For each file File::MergeSort opens the file using IO::File or IO::Zlib for compressed files. File::MergeSort handles mixed compressed and uncompressed files seamlessly by detecting for files with .z or .gz extensions.

When passed a line (a scalar, passed as the first and only argument, $_[0]) from one of the files, the user supplied subroutine must return the merge key for the line. An exception will be raised if no merge key is returned.

When the next_line method is called, File::MergeSort returns the line with the lowest merge key/value.

The records are then output in ascending order based on the merge keys returned by the user supplied subroutine. Where there are records with identical merge keys in multiple files, the records are returned from the files in same the order the user supplies the files in the constructor.

If a simple merge is required, without any user processing of each line read from the input files, the dump method can be used to read and merge the input files into the specified output file, or to STDOUT if no file is specified.

SUBROUTINES/METHODS

new( ARRAY_REF, CODE_REF [ , HASH_REF ] );

Create a new File::MergeSort object.

There are two required arguments and one optional argument:

A reference to an array of files to read from (required). These files can be either plaintext, or compressed. Any file with a .gz or .z suffix will be assumed to be compressed and will be opened using IO::Zlib.

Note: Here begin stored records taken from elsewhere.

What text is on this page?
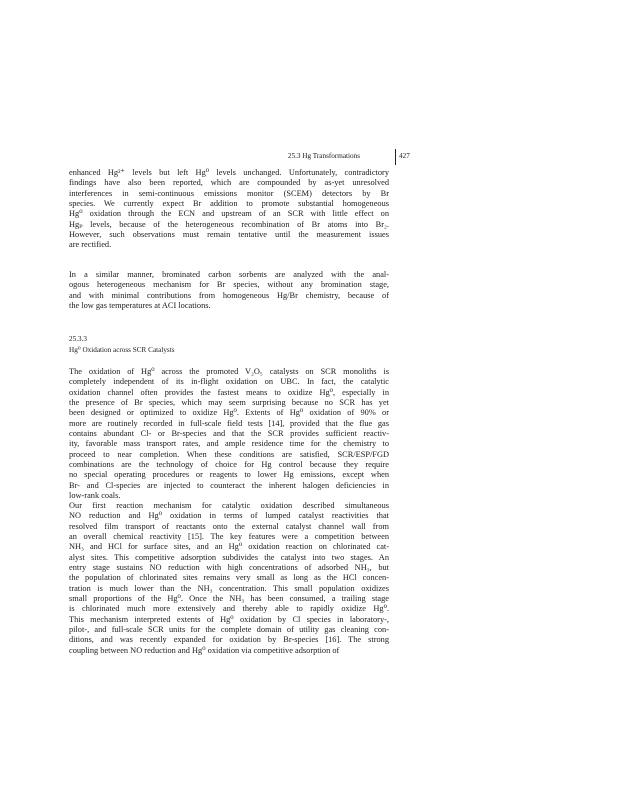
25.3 Hg Transformations	427
enhanced Hg²⁺ levels but left Hg⁰ levels unchanged. Unfortunately, contradictory
findings have also been reported, which are compounded by as-yet unresolved
interferences in semi-continuous emissions monitor (SCEM) detectors by Br
species. We currently expect Br addition to promote substantial homogeneous
Hg⁰ oxidation through the ECN and upstream of an SCR with little effect on
Hgₚ levels, because of the heterogeneous recombination of Br atoms into Br₂.
However, such observations must remain tentative until the measurement issues
are rectified.
In a similar manner, brominated carbon sorbents are analyzed with the anal-
ogous heterogeneous mechanism for Br species, without any bromination stage,
and with minimal contributions from homogeneous Hg/Br chemistry, because of
the low gas temperatures at ACI locations.
25.3.3
Hg⁰ Oxidation across SCR Catalysts
The oxidation of Hg⁰ across the promoted V₂O₅ catalysts on SCR monoliths is
completely independent of its in-flight oxidation on UBC. In fact, the catalytic
oxidation channel often provides the fastest means to oxidize Hg⁰, especially in
the presence of Br species, which may seem surprising because no SCR has yet
been designed or optimized to oxidize Hg⁰. Extents of Hg⁰ oxidation of 90% or
more are routinely recorded in full-scale field tests [14], provided that the flue gas
contains abundant Cl- or Br-species and that the SCR provides sufficient reactiv-
ity, favorable mass transport rates, and ample residence time for the chemistry to
proceed to near completion. When these conditions are satisfied, SCR/ESP/FGD
combinations are the technology of choice for Hg control because they require
no special operating procedures or reagents to lower Hg emissions, except when
Br- and Cl-species are injected to counteract the inherent halogen deficiencies in
low-rank coals.
Our first reaction mechanism for catalytic oxidation described simultaneous
NO reduction and Hg⁰ oxidation in terms of lumped catalyst reactivities that
resolved film transport of reactants onto the external catalyst channel wall from
an overall chemical reactivity [15]. The key features were a competition between
NH₃ and HCl for surface sites, and an Hg⁰ oxidation reaction on chlorinated cat-
alyst sites. This competitive adsorption subdivides the catalyst into two stages. An
entry stage sustains NO reduction with high concentrations of adsorbed NH₃, but
the population of chlorinated sites remains very small as long as the HCl concen-
tration is much lower than the NH₃ concentration. This small population oxidizes
small proportions of the Hg⁰. Once the NH₃ has been consumed, a trailing stage
is chlorinated much more extensively and thereby able to rapidly oxidize Hg⁰.
This mechanism interpreted extents of Hg⁰ oxidation by Cl species in laboratory-,
pilot-, and full-scale SCR units for the complete domain of utility gas cleaning con-
ditions, and was recently expanded for oxidation by Br-species [16]. The strong
coupling between NO reduction and Hg⁰ oxidation via competitive adsorption of
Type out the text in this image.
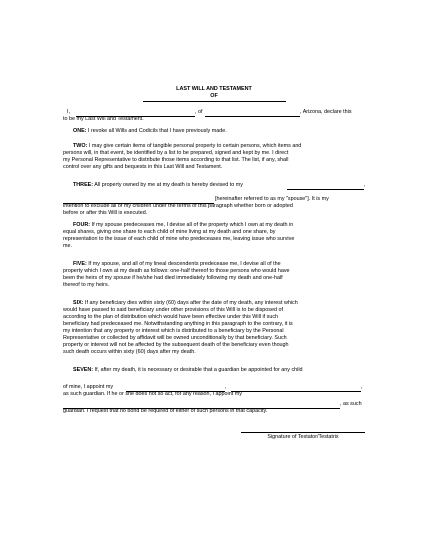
LAST WILL AND TESTAMENT
OF
I,	, of	, Arizona, declare this
to be my Last Will and Testament.
ONE: I revoke all Wills and Codicils that I have previously made.
TWO: I may give certain items of tangible personal property to certain persons, which items and
persons will, in that event, be identified by a list to be prepared, signed and kept by me. I direct
my Personal Representative to distribute those items according to that list. The list, if any, shall
control over any gifts and bequests in this Last Will and Testament.
THREE: All property owned by me at my death is hereby devised to my	,
[hereinafter referred to as my "spouse"]. It is my
intention to exclude all of my children under the terms of this paragraph whether born or adopted
before or after this Will is executed.
FOUR: If my spouse predeceases me, I devise all of the property which I own at my death in
equal shares, giving one share to each child of mine living at my death and one share, by
representation to the issue of each child of mine who predeceases me, leaving issue who survive
me.
FIVE: If my spouse, and all of my lineal descendents predecease me, I devise all of the
property which I own at my death as follows: one-half thereof to those persons who would have
been the heirs of my spouse if he/she had died immediately following my death and one-half
thereof to my heirs.
SIX: If any beneficiary dies within sixty (60) days after the date of my death, any interest which
would have passed to said beneficiary under other provisions of this Will is to be disposed of
according to the plan of distribution which would have been effective under this Will if such
beneficiary had predeceased me. Notwithstanding anything in this paragraph to the contrary, it is
my intention that any property or interest which is distributed to a beneficiary by the Personal
Representative or collected by affidavit will be owned unconditionally by that beneficiary. Such
property or interest will not be affected by the subsequent death of the beneficiary even though
such death occurs within sixty (60) days after my death.
SEVEN: If, after my death, it is necessary or desirable that a guardian be appointed for any child
of mine, I appoint my	,	,
as such guardian. If he or she does not so act, for any reason, I appoint my
, as such
guardian. I request that no bond be required of either of such persons in that capacity.
Signature of Testator/Testatrix
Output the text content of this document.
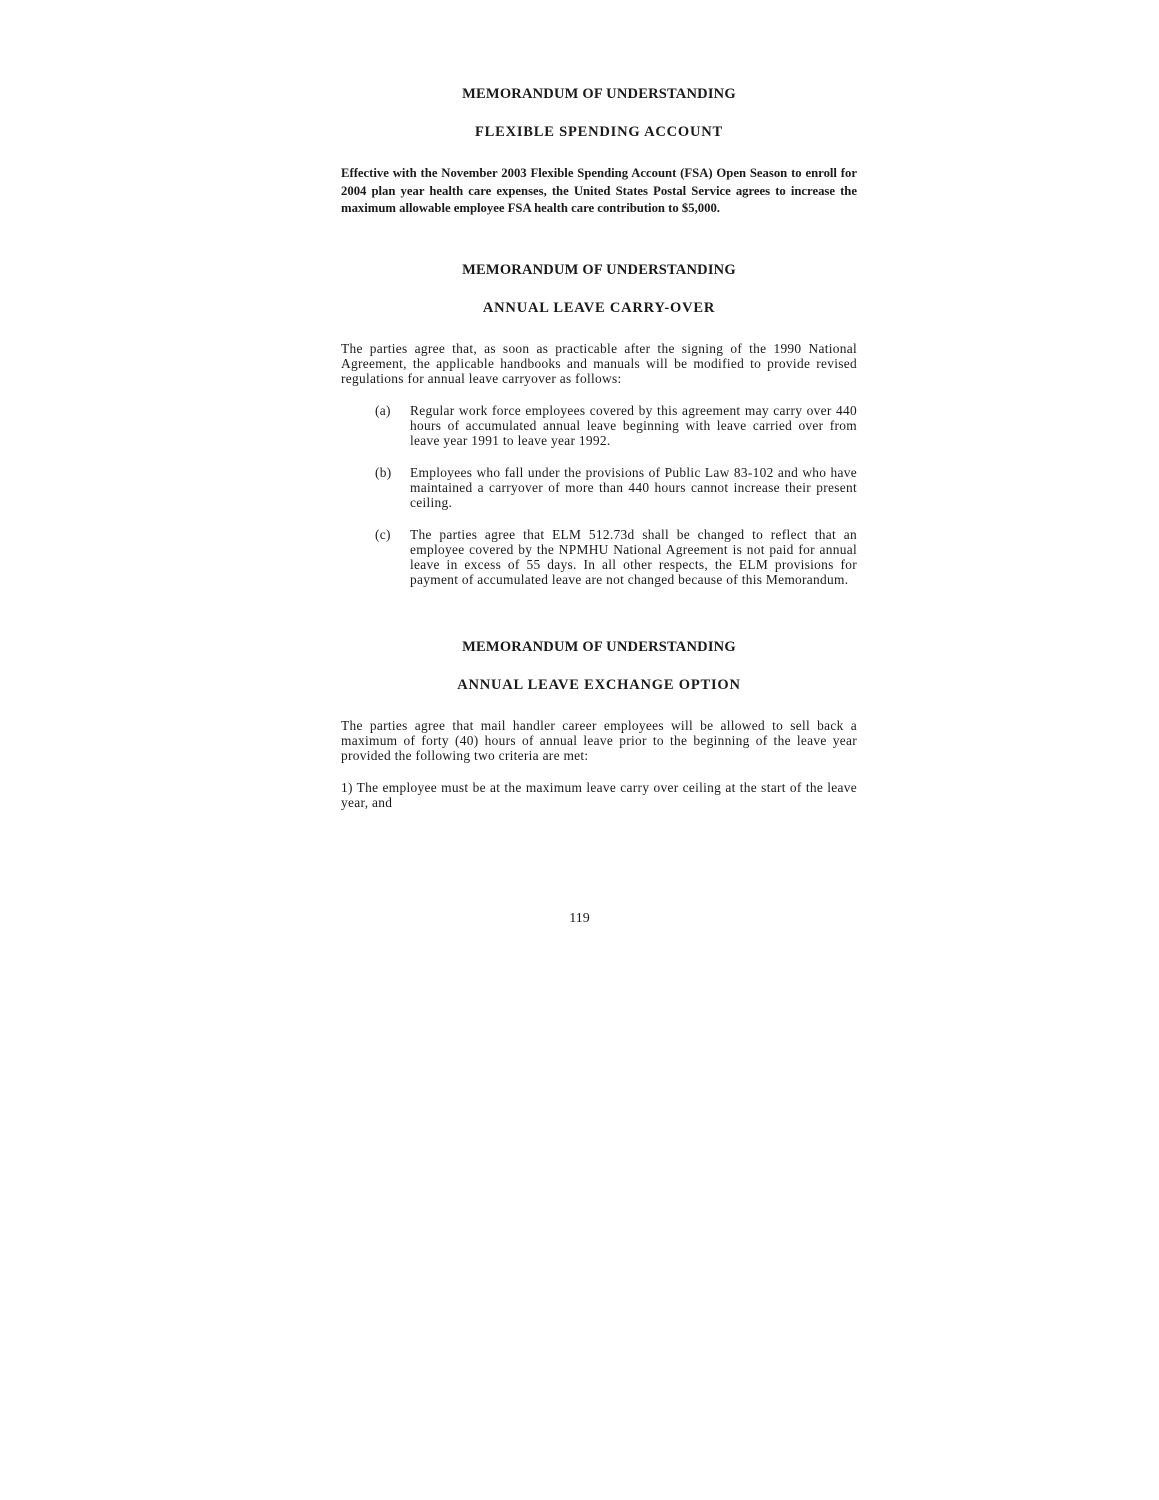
MEMORANDUM OF UNDERSTANDING
FLEXIBLE SPENDING ACCOUNT

Effective with the November 2003 Flexible Spending Account (FSA) Open Season to enroll for 2004 plan year health care expenses, the United States Postal Service agrees to increase the maximum allowable employee FSA health care contribution to $5,000.

MEMORANDUM OF UNDERSTANDING
ANNUAL LEAVE CARRY-OVER

The parties agree that, as soon as practicable after the signing of the 1990 National Agreement, the applicable handbooks and manuals will be modified to provide revised regulations for annual leave carryover as follows:

(a)	Regular work force employees covered by this agreement may carry over 440 hours of accumulated annual leave beginning with leave carried over from leave year 1991 to leave year 1992.
(b)	Employees who fall under the provisions of Public Law 83-102 and who have maintained a carryover of more than 440 hours cannot increase their present ceiling.
(c)	The parties agree that ELM 512.73d shall be changed to reflect that an employee covered by the NPMHU National Agreement is not paid for annual leave in excess of 55 days. In all other respects, the ELM provisions for payment of accumulated leave are not changed because of this Memorandum.
MEMORANDUM OF UNDERSTANDING
ANNUAL LEAVE EXCHANGE OPTION

The parties agree that mail handler career employees will be allowed to sell back a maximum of forty (40) hours of annual leave prior to the beginning of the leave year provided the following two criteria are met:

1) The employee must be at the maximum leave carry over ceiling at the start of the leave year, and

119
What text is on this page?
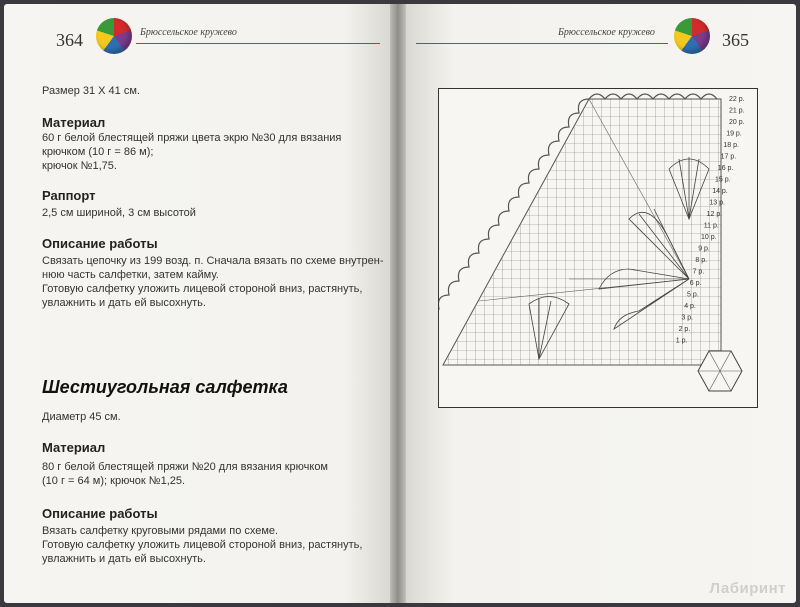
364	Брюссельское кружево	Брюссельское кружево	365

Размер 31 Х 41 см.

Материал

60 г белой блестящей пряжи цвета экрю №30 для вязания крючком (10 г = 86 м);
крючок №1,75.

Раппорт

2,5 см шириной, 3 см высотой

Описание работы

Связать цепочку из 199 возд. п. Сначала вязать по схеме внутрен-
нюю часть салфетки, затем кайму.
Готовую салфетку уложить лицевой стороной вниз, растянуть,
увлажнить и дать ей высохнуть.

Шестиугольная салфетка

Диаметр 45 см.

Материал

80 г белой блестящей пряжи №20 для вязания крючком
(10 г = 64 м); крючок №1,25.

Описание работы

Вязать салфетку круговыми рядами по схеме.
Готовую салфетку уложить лицевой стороной вниз, растянуть,
увлажнить и дать ей высохнуть.

22 р.
21 р.
20 р.
19 р.
18 р.
17 р.
16 р.
15 р.
14 р.
13 р.
12 р.
11 р.
10 р.
9 р.
8 р.
7 р.
6 р.
5 р.
4 р.
3 р.
2 р.
1 р.
Лабиринт
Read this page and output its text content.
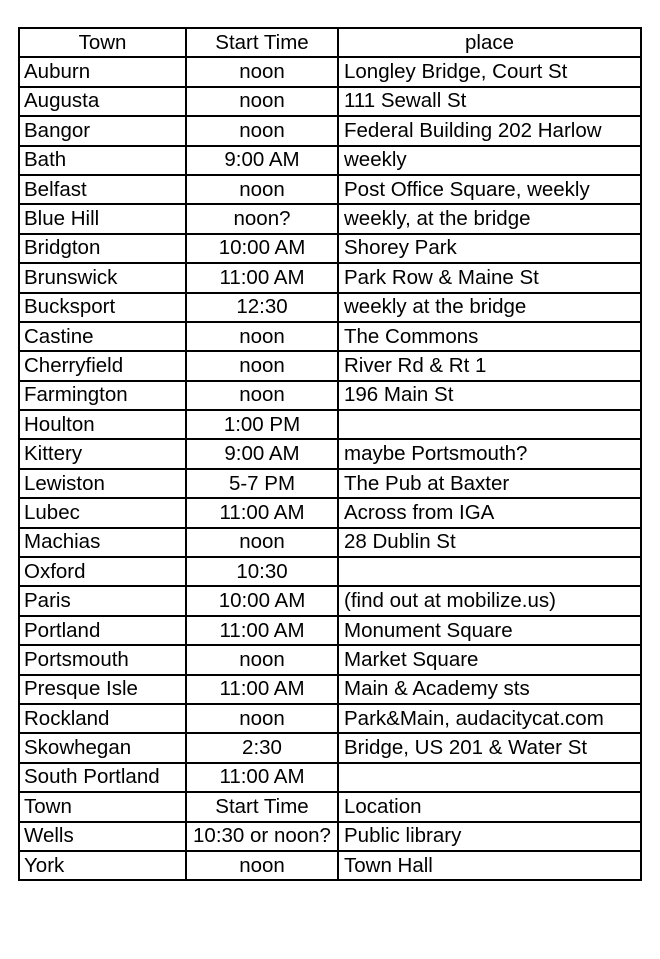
Town	Start Time	place
Auburn	noon	Longley Bridge, Court St
Augusta	noon	111 Sewall St
Bangor	noon	Federal Building 202 Harlow
Bath	9:00 AM	weekly
Belfast	noon	Post Office Square, weekly
Blue Hill	noon?	weekly, at the bridge
Bridgton	10:00 AM	Shorey Park
Brunswick	11:00 AM	Park Row & Maine St
Bucksport	12:30	weekly at the bridge
Castine	noon	The Commons
Cherryfield	noon	River Rd & Rt 1
Farmington	noon	196 Main St
Houlton	1:00 PM	
Kittery	9:00 AM	maybe Portsmouth?
Lewiston	5-7 PM	The Pub at Baxter
Lubec	11:00 AM	Across from IGA
Machias	noon	28 Dublin St
Oxford	10:30	
Paris	10:00 AM	(find out at mobilize.us)
Portland	11:00 AM	Monument Square
Portsmouth	noon	Market Square
Presque Isle	11:00 AM	Main & Academy sts
Rockland	noon	Park&Main, audacitycat.com
Skowhegan	2:30	Bridge, US 201 & Water St
South Portland	11:00 AM	
Town	Start Time	Location
Wells	10:30 or noon?	Public library
York	noon	Town Hall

A code reference (required). When called, the coderef should return the merge key for a line, which is given as the only argument to that subroutine.

A hash reference (optional). Supply additional options to modify the behaviour of File::MergeSort. Currently the only option is skip_empty_lines, which if true will cause File::MergeSort to silently skip over empty lines (those matching m/^$/). By default empty/blank lines will be processed no differently than any other. See EXAMPLES.

next_line();

Returns the next line from the merged input files. Returns false once all files have been exhausted.

dump( [ FILENAME ] );

Reads and merges from the input files to FILENAME, or STDOUT if FILENAME is not given, until all files have been exhausted.

Returns the number of lines output.

EXAMPLES

# This program looks at files found in /logfiles, returns the
# records of the files sorted by the date in mm/dd/yyyy format.
# Empty lines in the input files will be skipped.

use File::MergeSort;

my $files = [ qw( logfiles/log_server_1.log
                  logfiles/log_server_2.log
                  logfiles/log_server_3.log
              ) ];

my $opts = { skip_empty_lines => 1 }; 

my $sort = File::MergeSort->new( $files, \&index_sub, $opts );

while ( my $line = $sort->next_line() ) {
   # some operations on $line
}

sub index_sub {
  # Use this to extract a date of the form mm-dd-yyyy.
  my $line = shift;

  # Be cautious that only the date will be extracted.
  $line =~ /(\d{2})-(\d{2})-(\d{4})/;

  return "$3$1$2";  # Index is an integer, yyyymmdd
                    # Lower number will be read first.
}


# This slightly more compact example performs a simple merge of
# several input files with fixed width merge keys into a single
# output file.

use File::MergeSort;

my $files   = [ qw( input_1 input_2 input_3 ) ];
my $extract = sub { substr($_[0], 15, 10 ) };  # To substr merge key out of line

my $sort = File::MergeSort->new( $files, $extract );

$sort->dump( "output_file" );

EXPORTS

Nothing: OO interface. See SUBROUTINES/METHODS.

AUTHOR

Original Author

Christopher Brown <ctbrown@cpan.org>.

Maintainer

Barrie Bremner http://barriebremner.com/.

Contributors

Laura Cooney.

LICENSE AND COPYRIGHT

Copyright (c) 2001-2003 Christopher Brown
              2003-2010 Barrie Bremner

This library is free software; you can redistribute it and/or modify it under the same terms as Perl itself.

SEE ALSO

perl, IO::File, IO::Zlib, Compress::Zlib.

File::Sort or Sort::Merge as possible alternatives.